Please see the snapshot below.

image

And here is the results of your query:

ticktock@329a2a4e1016:~/ticktock$ curl 'http://localhost:6182/api/query?start=15d-ago&m=avg:1m-avg:energy.kitchen'
[{"metric":"energy.kitchen","tags":{},"aggregateTags":["type","direction"],"dps":{"1674259260":125.519999999999996,"1674345600":1107.2654371733449352,"1674345660":132.4738622647991519,"1674432000":1017.3658448275862156,"1674432060":239.6486590909090921,"1674518400":777.8930431034482353,"1674518460":181.5699797895902634,"1674604800":845.8637758620689056,"1674604860":171.880630153276968,"1674691200":534.3077370689654799,"1674691260":191.8212500000000205,"1674777600":904.007183908046045,"1674777660":72.6581464646464639}}]ticktock@329a2a4e1016:~/ticktock$
Soren-klars commented 1 year ago

ok my bad, I assumed that if I don't specify the data folder location it would by default use the data folder in TT, but it didn't. But by specifying either an absolute path or just './data' it works. Sorry for that...

ylin30 commented 1 year ago

NP. We will add these steps into doc. Thanks.

ylin30 commented 1 year ago

ok my bad, I assumed that if I don't specify the data folder location it would by default use the data folder in TT, but it didn't. But by specifying either an absolute path or just './data' it works. Sorry for that...

V3 compressor has been fixed in version 0.10.4. InfluxDB line protocol has been supported since 0.11.0 (but please use 0.11.1 instead since there is a bug in 0.11.0).

In 0.11.1, the default data and log dirs are the current dir. So you won't have problems like permissions and confusion etc.

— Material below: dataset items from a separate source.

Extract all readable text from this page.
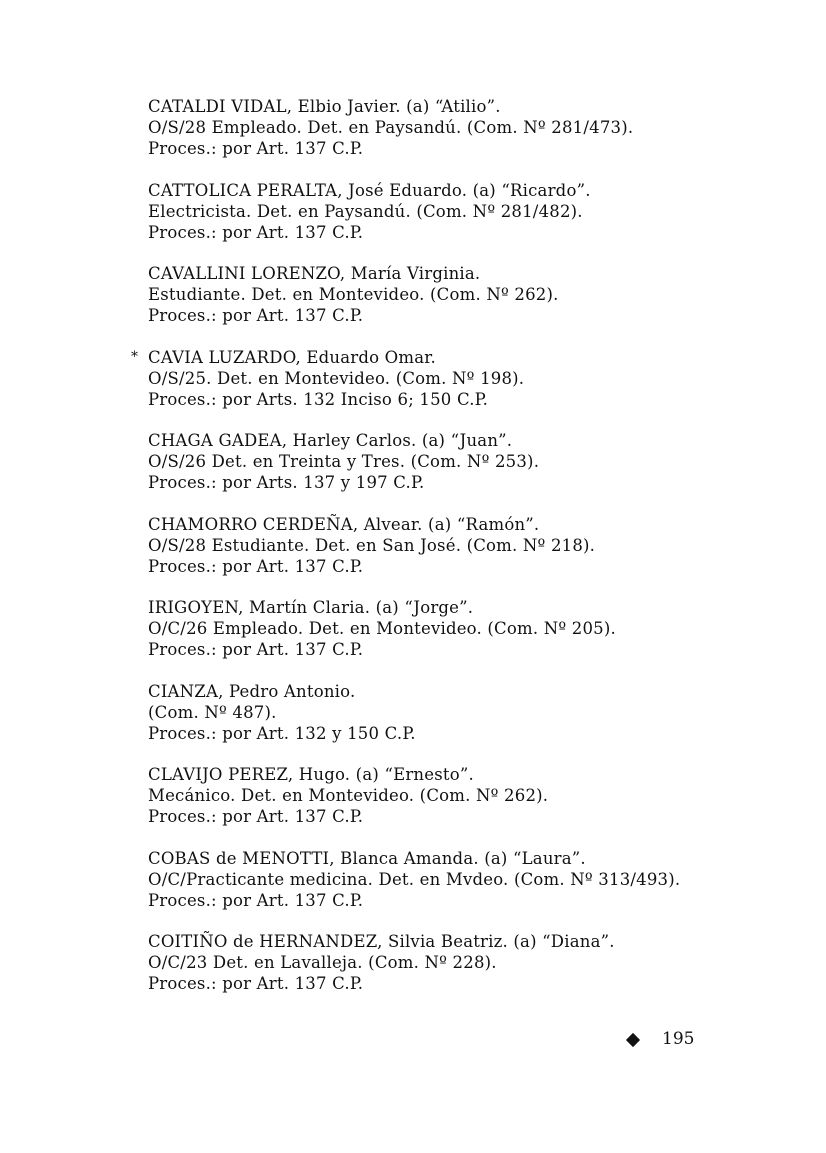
CATALDI VIDAL, Elbio Javier. (a) “Atilio”.
O/S/28 Empleado. Det. en Paysandú. (Com. Nº 281/473).
Proces.: por Art. 137 C.P.
CATTOLICA PERALTA, José Eduardo. (a) “Ricardo”.
Electricista. Det. en Paysandú. (Com. Nº 281/482).
Proces.: por Art. 137 C.P.
CAVALLINI LORENZO, María Virginia.
Estudiante. Det. en Montevideo. (Com. Nº 262).
Proces.: por Art. 137 C.P.
* CAVIA LUZARDO, Eduardo Omar.
O/S/25. Det. en Montevideo. (Com. Nº 198).
Proces.: por Arts. 132 Inciso 6; 150 C.P.
CHAGA GADEA, Harley Carlos. (a) “Juan”.
O/S/26 Det. en Treinta y Tres. (Com. Nº 253).
Proces.: por Arts. 137 y 197 C.P.
CHAMORRO CERDEÑA, Alvear. (a) “Ramón”.
O/S/28 Estudiante. Det. en San José. (Com. Nº 218).
Proces.: por Art. 137 C.P.
IRIGOYEN, Martín Claria. (a) “Jorge”.
O/C/26 Empleado. Det. en Montevideo. (Com. Nº 205).
Proces.: por Art. 137 C.P.
CIANZA, Pedro Antonio.
(Com. Nº 487).
Proces.: por Art. 132 y 150 C.P.
CLAVIJO PEREZ, Hugo. (a) “Ernesto”.
Mecánico. Det. en Montevideo. (Com. Nº 262).
Proces.: por Art. 137 C.P.
COBAS de MENOTTI, Blanca Amanda. (a) “Laura”.
O/C/Practicante medicina. Det. en Mvdeo. (Com. Nº 313/493).
Proces.: por Art. 137 C.P.
COITIÑO de HERNANDEZ, Silvia Beatriz. (a) “Diana”.
O/C/23 Det. en Lavalleja. (Com. Nº 228).
Proces.: por Art. 137 C.P.
195
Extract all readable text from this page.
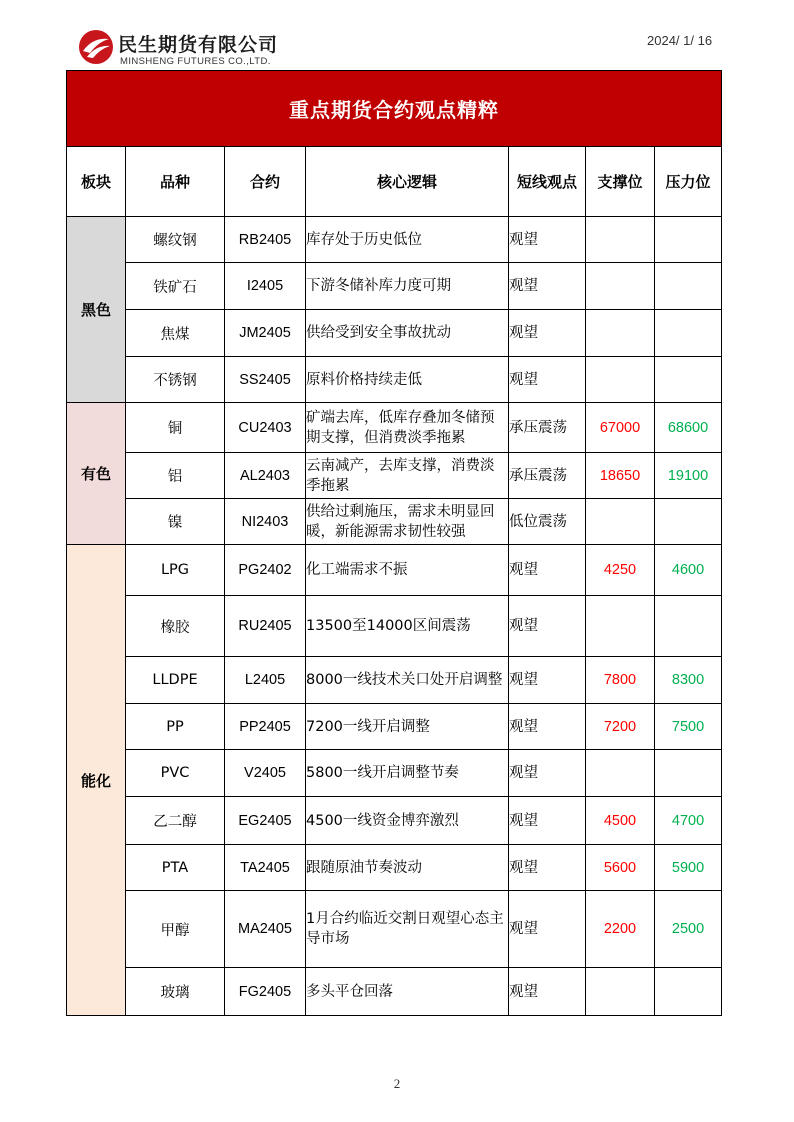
民生期货有限公司
MINSHENG FUTURES CO.,LTD.
2024/ 1/ 16
重点期货合约观点精粹						
板块	品种	合约	核心逻辑	短线观点	支撑位	压力位
黑色	螺纹钢	RB2405	库存处于历史低位	观望		
	铁矿石	I2405	下游冬储补库力度可期	观望		
	焦煤	JM2405	供给受到安全事故扰动	观望		
	不锈钢	SS2405	原料价格持续走低	观望		
有色	铜	CU2403	矿端去库，低库存叠加冬储预期支撑，但消费淡季拖累	承压震荡	67000	68600
	铝	AL2403	云南减产，去库支撑，消费淡季拖累	承压震荡	18650	19100
	镍	NI2403	供给过剩施压，需求未明显回暖，新能源需求韧性较强	低位震荡		
能化	LPG	PG2402	化工端需求不振	观望	4250	4600
	橡胶	RU2405	13500至14000区间震荡	观望		
	LLDPE	L2405	8000一线技术关口处开启调整	观望	7800	8300
	PP	PP2405	7200一线开启调整	观望	7200	7500
	PVC	V2405	5800一线开启调整节奏	观望		
	乙二醇	EG2405	4500一线资金博弈激烈	观望	4500	4700
	PTA	TA2405	跟随原油节奏波动	观望	5600	5900
	甲醇	MA2405	1月合约临近交割日观望心态主导市场	观望	2200	2500
	玻璃	FG2405	多头平仓回落	观望		
2
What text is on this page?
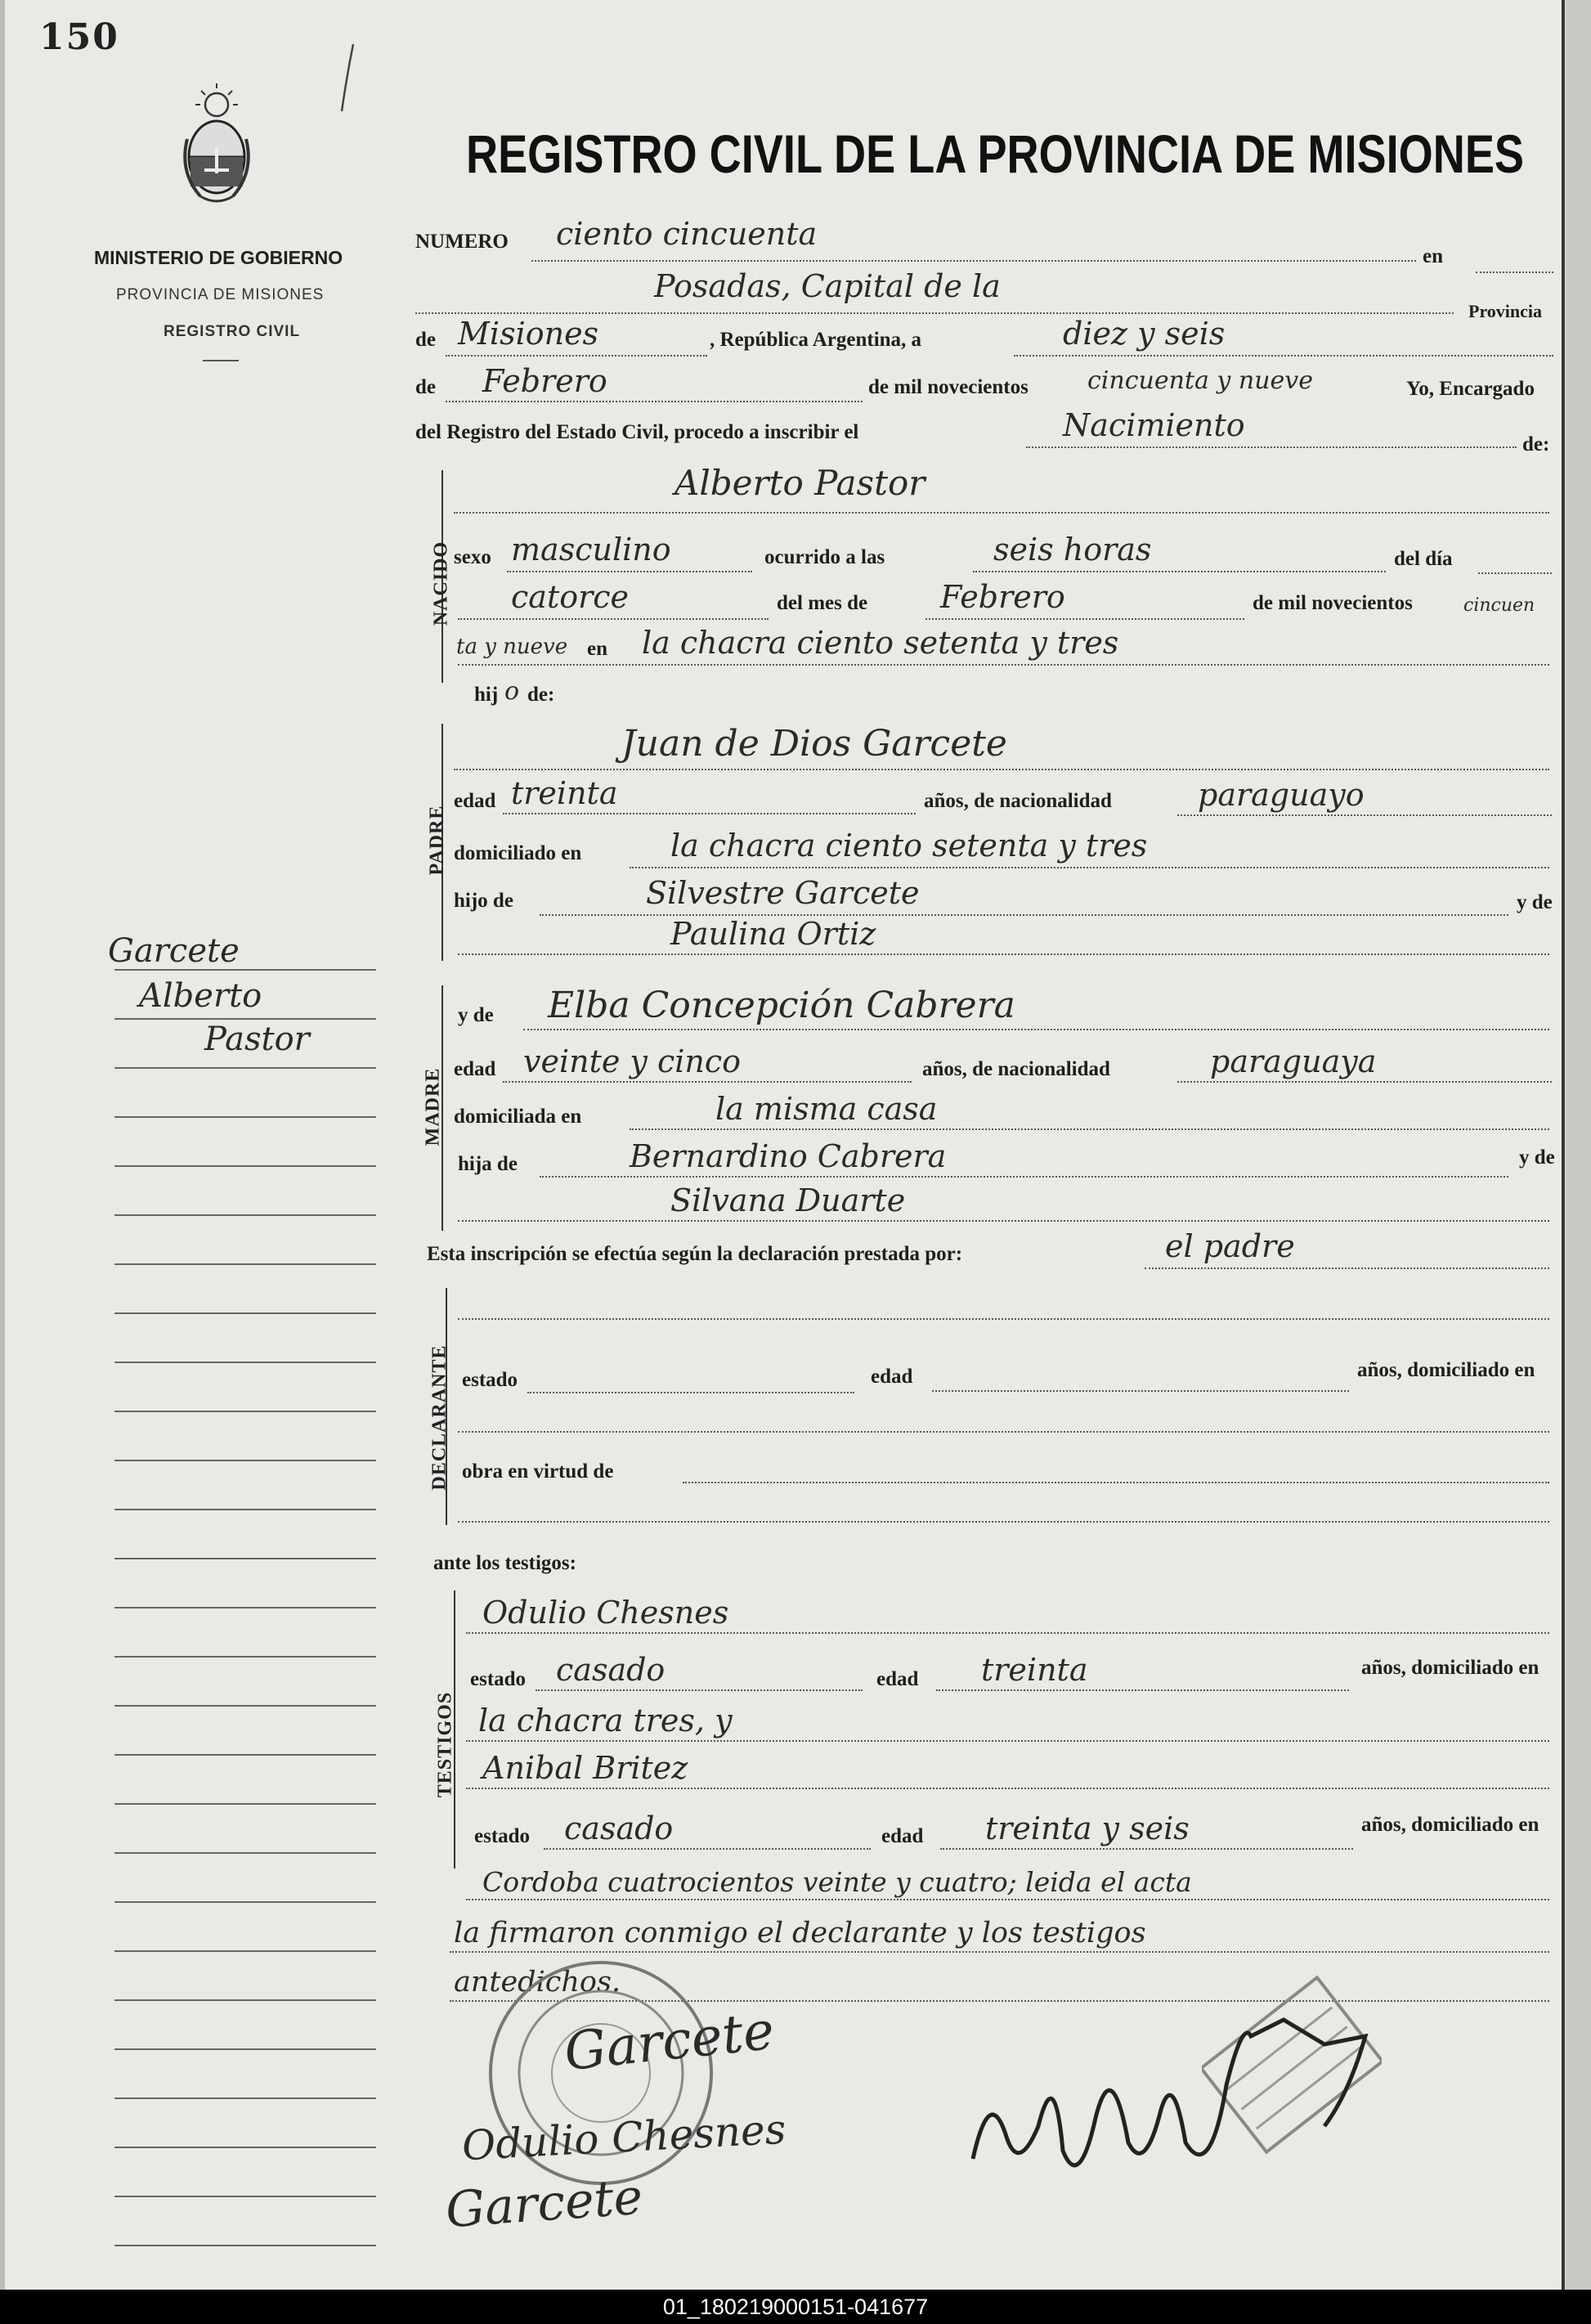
150
MINISTERIO DE GOBIERNO
PROVINCIA DE MISIONES
REGISTRO CIVIL
REGISTRO CIVIL DE LA PROVINCIA DE MISIONES
Garcete
Alberto
Pastor
NUMERO ciento cincuenta
en
Posadas, Capital de la
Provincia
de Misiones	, República Argentina, a	diez y seis
de Febrero	de mil novecientos cincuenta y nueve	Yo, Encargado
del Registro del Estado Civil, procedo a inscribir el	Nacimiento
de:
NACIDO
Alberto Pastor
sexo masculino	ocurrido a las	seis horas	del día
catorce	del mes de Febrero	de mil novecientos	cincuen
ta y nueve en la chacra ciento setenta y tres
hij o de:
PADRE
Juan de Dios Garcete
edad treinta	años, de nacionalidad	paraguayo
domiciliado en	la chacra ciento setenta y tres
hijo de	Silvestre Garcete	y de
Paulina Ortiz
MADRE
y de Elba Concepción Cabrera
edad veinte y cinco	años, de nacionalidad	paraguaya
domiciliada en	la misma casa
hija de	Bernardino Cabrera	y de
Silvana Duarte
Esta inscripción se efectúa según la declaración prestada por:	el padre
DECLARANTE estado	edad	años, domiciliado en
obra en virtud de
ante los testigos:
TESTIGOS
Odulio Chesnes
estado casado	edad treinta	años, domiciliado en
la chacra tres, y
Anibal Britez
estado casado	edad treinta y seis	años, domiciliado en
Cordoba cuatrocientos veinte y cuatro; leida el acta
la firmaron conmigo el declarante y los testigos
antedichos.
Garcete
Odulio Chesnes
Garcete
01_180219000151-041677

I closed this issue. Version 0.11.1 is the latest version to use.

Soren-klars commented 1 year ago

Thank you very much, great work. Are there any differences from a user's point of view? There don't seem to be any update to the docs. Soren

On Sun, 5 Mar 2023, 18:32 Yi Lin, @.***> wrote:

Closed #35 https://github.com/ytyou/ticktock/issues/35 as completed.

— Reply to this email directly, view it on GitHub https://github.com/ytyou/ticktock/issues/35#event-8668450706, or unsubscribe https://github.com/notifications/unsubscribe-auth/ATHIXUUEPUAMRGBJN5TZMM3W2TL2BANCNFSM6AAAAAAUJRRLZ4 . You are receiving this because you were mentioned.Message ID: @.***>

ylin30 commented 1 year ago

For your original problem about compaction and v3 compressor, users don't need to do anything as long as you use the latest version, 0.11.1.

For InfluxDB line protocol support, please refer to this wiki. Unfortunately 0.11.1-beta can't work with Telegraf (Influxdb default client) in line protocol yet. You can only send writes in line protocol with CURLs or your own codes. We are working on that and hope to release it in 1-2 weeks.